A
Cultura do "Quem Clicar Primeiro Leva": Como a Burocracia Fere a
Moralidade Pública em Santa Catarina
O
recente episódio envolvendo o Programa de Incentivo à Cultura (PIC) de Santa
Catarina acendeu um alerta vermelho sobre como a gestão pública gerencia os
recursos da sociedade. A decisão da Justiça catarinense de determinar a
reabertura imediata do programa — após o encerramento abrupto das inscrições em
menos de 4 horas — expõe uma ferida que vai além de uma simples falha técnica.
Trata-se de uma discussão profunda sobre os conceitos de eficiência, isonomia e
moralidade no trato do dinheiro público.
1. O Caso: Uma Corrida de 100 Metros no Servidor
do Governo
As
regras do edital da Fundação Catarinense de Cultura (FCC) previam o fechamento
automático do sistema assim que o teto de R$ 75 milhões fosse atingido. O
resultado? Uma corrida desenfreada contra o relógio. Em poucas horas, a verba
esgotou-se, deixando a grande maioria dos produtores e artistas do estado de
fora.
A
revolta do setor artístico foi imediata e legítima. Afinal, desde quando a
velocidade do clique do mouse ou a qualidade da conexão de internet de um
proponente passou a ser o critério de validação de uma obra de arte?

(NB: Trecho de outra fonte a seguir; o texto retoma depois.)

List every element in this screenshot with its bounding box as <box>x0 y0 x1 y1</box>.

2. O Enquadramento Conceitual: Que Tipo de
Disfunção É Essa?
Quando
vemos R$ 75 milhões desaparecerem em 4 horas sem qualquer análise de mérito, a
primeira palavra que vem à mente do cidadão é "corrupção". No
entanto, para entender o problema e combatê-lo, precisamos usar os conceitos
corretos da ciência política e do direito administrativo:
a. Violação dos
Princípios da Administração Pública (Improbidade)
A
intervenção do juiz Alexandre Murilo Schramm baseou-se no fato de que o edital
feria os pilares do Artigo 37 da Constituição Federal:
·
Isonomia e
Impessoalidade: O
formato favorece unicamente os grandes proponentes, que possuem estruturas
jurídicas e tecnológicas robustas prontas para protocolar projetos de alto
valor instantaneamente. Isso exclui o pequeno produtor, o artista do interior e
as iniciativas periféricas, criando uma desigualdade artificial.
·
Razoabilidade
e Finalidade: A
finalidade de um fundo de cultura é fomentar a diversidade e a qualidade
artística, e não premiar a "rapidez operacional".
b. Corrupção
Institucional e Captura do Estado
Ainda
que não haja a figura clássica da propina ou do suborno individualizado, o
desenho desse processo configura o que a sociologia chama de Corrupção Institucional. É
quando as regras do jogo são estruturadas (por incompetência ou conveniência)
de forma a desviar a finalidade pública do órgão, permitindo a Captura do Estado por um grupo
seleto de atores que já dominam os meandros da máquina burocrática.
3. A Resposta Pedagógica da Justiça
Ao
suspender as homologações e obrigar a reabertura do PIC com prazos razoáveis e
pré-definidos, o Poder Judiciário aplicou um corretivo pedagógico na gestão
cultural do estado. A cultura não pode ser tratada como um balcão de liquidação
por ordem de chegada. Ela exige critérios claros de mérito, impacto social,
democratização de acesso e descentralização regional.
Concluindo:
Fiscalização, Controle Social e Dignidade
Acompanhar
os desdobramentos oficiais desse processo pelo Portal de Notícias da ALESC não
é apenas um direito, mas um dever de cidadania. O episódio do PIC-SC deixa uma
lição pedagógica profunda: a vigilância sobre a burocracia estatal deve ser
permanente para evitar que a eficiência operacional seja usada como fachada
para a exclusão social.
O patrimônio público e o incentivo à identidade catarinense não podem ficar reféns de servidores de computador congestionados ou de editores de costas para a realidade do setor. Cultura é permanência, reflexão, história e identidade; reduzi-la a uma corrida de cliques é a falência do planejamento público e o sepultamento do mérito. Que a reabertura imposta pela Justiça seja o primeiro passo para devolver a dignidade e a igualdade de condições que os nossos artistas e produtores tanto merecem.